The rollout, which is due to start in March, will "fundamentally transform" policing, according to police and crime commissioner Matthew Ellis, who was speaking to the local press.
Ellis claimed that using tablets to access and input data would free up about 5,000 hours a week - or the equivalent of 100 extra officers.
He suggested that currently, front-line officers spend about six out of every 10 hours in communities, rather than at police stations, and that this would increase to nine out of 10 hours when tablets are introduced.
Ellis also believes that the use of mobile technology will help to reduce inaccuracies in reports, and ensure that reports are always completed.
Officers would also save time as they would write statements - of which the force receives about 200,000 a year - directly on to tablets and then upload them on to a central server, rather than having to take a statement on paper and later transcribe this on up to six different systems.
As well as front-line officers, investigators will also be issued with tablets.

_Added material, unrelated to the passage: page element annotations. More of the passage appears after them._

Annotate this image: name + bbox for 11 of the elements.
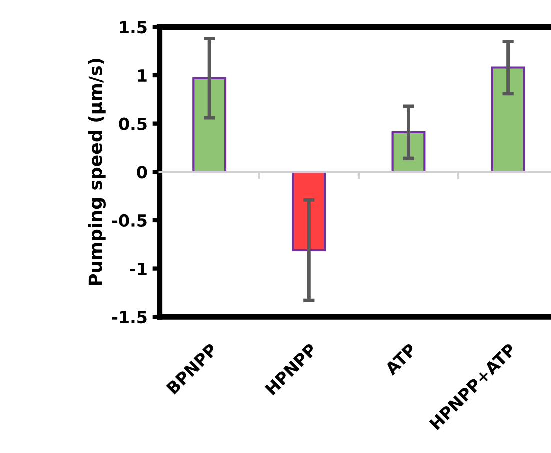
y-tick-label: -0.5 bbox=[112, 214, 147, 228]
y-tick-label: 0 bbox=[137, 166, 148, 179]
y-tick-label: -1.5 bbox=[112, 311, 147, 324]
bar bbox=[292, 171, 326, 252]
y-tick-label: 1.5 bbox=[120, 21, 147, 34]
bar bbox=[192, 77, 227, 174]
y-tick-label: 1 bbox=[138, 70, 147, 82]
bar bbox=[491, 66, 526, 174]
y-tick-label: 0.5 bbox=[119, 118, 147, 130]
y-tick-label: -1 bbox=[130, 262, 147, 276]
y-axis-title: Pumping speed (µm/s) bbox=[88, 58, 106, 286]
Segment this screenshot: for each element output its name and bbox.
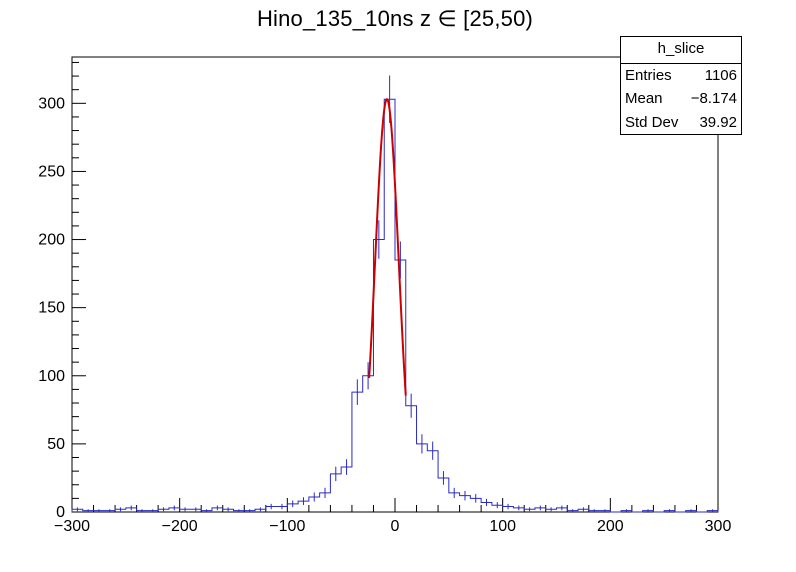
stats-label: Mean: [625, 90, 663, 107]
stats-row-stddev: Std Dev 39.92: [621, 111, 741, 135]
gaussian-fit-curve: [368, 97, 407, 396]
stats-row-mean: Mean −8.174: [621, 87, 741, 111]
x-tick-label: −100: [269, 518, 305, 535]
y-tick-label: 250: [38, 163, 65, 180]
stats-box: h_slice Entries 1106 Mean −8.174 Std Dev…: [620, 36, 742, 135]
x-tick-label: 300: [705, 518, 732, 535]
x-tick-label: 200: [597, 518, 624, 535]
y-tick-label: 200: [38, 232, 65, 249]
x-tick-label: −200: [162, 518, 198, 535]
y-tick-label: 150: [38, 300, 65, 317]
chart-title: Hino_135_10ns z ∈ [25,50): [256, 6, 534, 31]
x-tick-label: 0: [391, 518, 400, 535]
x-tick-label: 100: [489, 518, 516, 535]
stats-value: 1106: [704, 66, 737, 84]
y-tick-label: 300: [38, 95, 65, 112]
y-tick-label: 0: [56, 504, 65, 521]
stats-value: 39.92: [699, 113, 737, 131]
stats-label: Std Dev: [625, 113, 679, 131]
stats-label: Entries: [625, 66, 672, 84]
histogram-line: [71, 98, 719, 513]
stats-row-entries: Entries 1106: [621, 64, 741, 88]
y-tick-label: 100: [38, 368, 65, 385]
stats-value: −8.174: [690, 90, 737, 107]
y-tick-label: 50: [47, 436, 65, 453]
stats-box-title: h_slice: [621, 37, 741, 64]
x-tick-label: −300: [54, 518, 90, 535]
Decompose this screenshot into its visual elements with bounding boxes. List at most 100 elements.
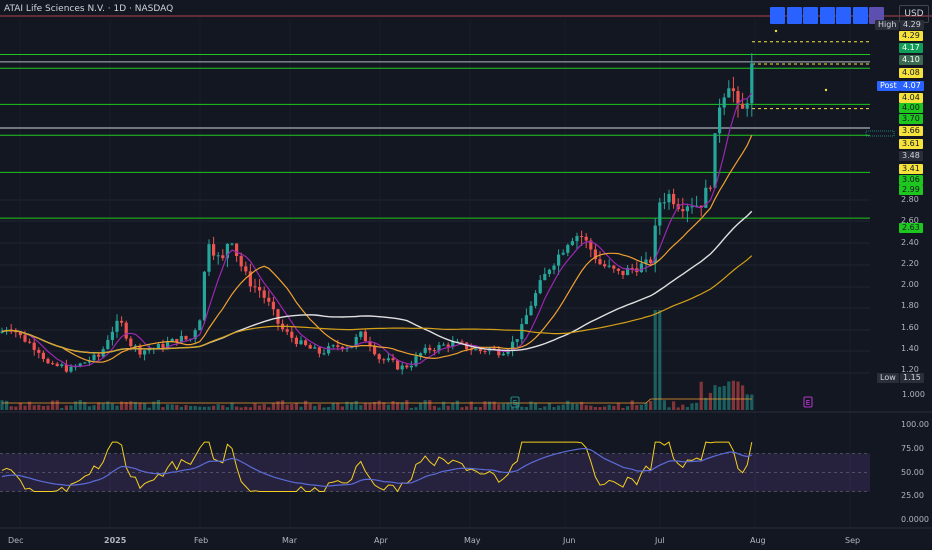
volume-bar: [483, 401, 487, 410]
candle-body: [138, 345, 142, 355]
candle-body: [354, 336, 358, 346]
volume-bar: [511, 407, 515, 410]
volume-bar: [718, 386, 722, 410]
ma-fast-line: [1, 92, 753, 367]
volume-bar: [626, 406, 630, 410]
volume-bar: [377, 400, 381, 410]
candle-body: [607, 265, 611, 267]
candle-body: [313, 347, 317, 349]
rsi-line: [1, 441, 753, 493]
volume-bar: [78, 400, 82, 410]
candle-body: [267, 297, 271, 302]
toolbar-button[interactable]: [770, 7, 785, 24]
low-value: 1.15: [900, 373, 924, 383]
volume-bar: [396, 402, 400, 410]
candle-body: [451, 341, 455, 347]
earnings-marker-label: E: [806, 399, 810, 407]
price-axis-label: 1.80: [901, 301, 919, 311]
toolbar-button[interactable]: [836, 7, 851, 24]
candle-body: [55, 363, 59, 366]
toolbar-button[interactable]: [852, 7, 868, 24]
volume-bar: [667, 407, 671, 410]
volume-bar: [658, 310, 662, 410]
candle-body: [644, 259, 648, 264]
candle-body: [750, 63, 754, 104]
candle-body: [432, 350, 436, 352]
volume-bar: [152, 401, 156, 410]
volume-bar: [409, 407, 413, 410]
volume-ma-line: [2, 398, 752, 404]
candle-body: [736, 91, 740, 104]
volume-bar: [166, 404, 170, 410]
volume-bar: [603, 406, 607, 410]
candle-body: [147, 349, 151, 351]
volume-bar: [317, 404, 321, 410]
volume-bar: [363, 402, 367, 410]
volume-bar: [386, 404, 390, 410]
volume-bar: [607, 404, 611, 410]
candle-body: [106, 339, 110, 350]
volume-bar: [133, 402, 137, 410]
volume-bar: [437, 407, 441, 410]
volume-bar: [244, 406, 248, 410]
candle-body: [110, 331, 114, 340]
volume-bar: [506, 402, 510, 410]
candle-body: [83, 362, 87, 364]
toolbar-button[interactable]: [803, 7, 818, 24]
volume-bar: [543, 406, 547, 410]
volume-bar: [322, 407, 326, 410]
candle-body: [552, 265, 556, 270]
volume-bar: [331, 402, 335, 410]
volume-bar: [455, 400, 459, 410]
candle-body: [405, 365, 409, 368]
volume-bar: [681, 404, 685, 410]
volume-bar: [419, 402, 423, 410]
signal-dot: [774, 29, 778, 33]
volume-bar: [497, 404, 501, 410]
price-tag: 3.41: [899, 164, 923, 174]
candle-body: [60, 364, 64, 366]
volume-bar: [106, 401, 110, 410]
volume-bar: [37, 404, 41, 410]
candle-body: [308, 345, 312, 349]
candle-body: [534, 293, 538, 306]
volume-bar: [235, 406, 239, 410]
candle-body: [41, 352, 45, 359]
price-axis-label: 2.80: [901, 195, 919, 204]
candle-body: [695, 205, 699, 207]
candle-body: [23, 335, 27, 342]
volume-bar: [147, 407, 151, 410]
toolbar-button[interactable]: [869, 7, 884, 24]
candle-body: [731, 88, 735, 92]
candle-body: [529, 305, 533, 316]
toolbar-button[interactable]: [786, 7, 802, 24]
volume-bar: [115, 405, 119, 410]
candle-body: [377, 354, 381, 360]
candle-body: [391, 358, 395, 361]
volume-bar: [336, 402, 340, 410]
volume-bar: [589, 405, 593, 410]
candle-body: [722, 97, 726, 108]
price-axis-label: 2.40: [901, 237, 919, 247]
volume-bar: [179, 406, 183, 410]
candle-body: [543, 273, 547, 281]
candles: [0, 53, 754, 375]
volume-bar: [653, 310, 657, 410]
volume-bar: [750, 394, 754, 410]
moving-averages: [1, 92, 753, 404]
date-label: Mar: [282, 536, 298, 545]
symbol-title[interactable]: ATAI Life Sciences N.V. · 1D · NASDAQ: [4, 4, 174, 14]
toolbar-button[interactable]: [819, 7, 835, 24]
candle-body: [336, 345, 340, 347]
volume-bar: [520, 406, 524, 410]
volume-bar: [290, 403, 294, 410]
candle-body: [331, 345, 335, 347]
volume-bar: [557, 405, 561, 410]
volume-bar: [704, 397, 708, 410]
candle-body: [198, 320, 202, 331]
candle-body: [373, 346, 377, 355]
candle-body: [304, 340, 308, 346]
candle-body: [124, 322, 128, 339]
candle-body: [386, 358, 390, 361]
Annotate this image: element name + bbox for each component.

It is unknown whether Staffordshire Police will be offering iPads, Android tablets or Windows 8 tablets to the force, or whether it will take a device-agnostic approach.
Ellis believes that introducing tablets is necessary as current police technology in the UK is not good enough.
"It's not what you'd expect in nearly 2015. So a radical overhaul of the way technology is used, the way it works, will fundamentally improve policing and get more police out and about for more of the time," he stated.
The use of tablets is part of the force's technology and IT systems overhaul, which is expected to cost £46m over the next seven years.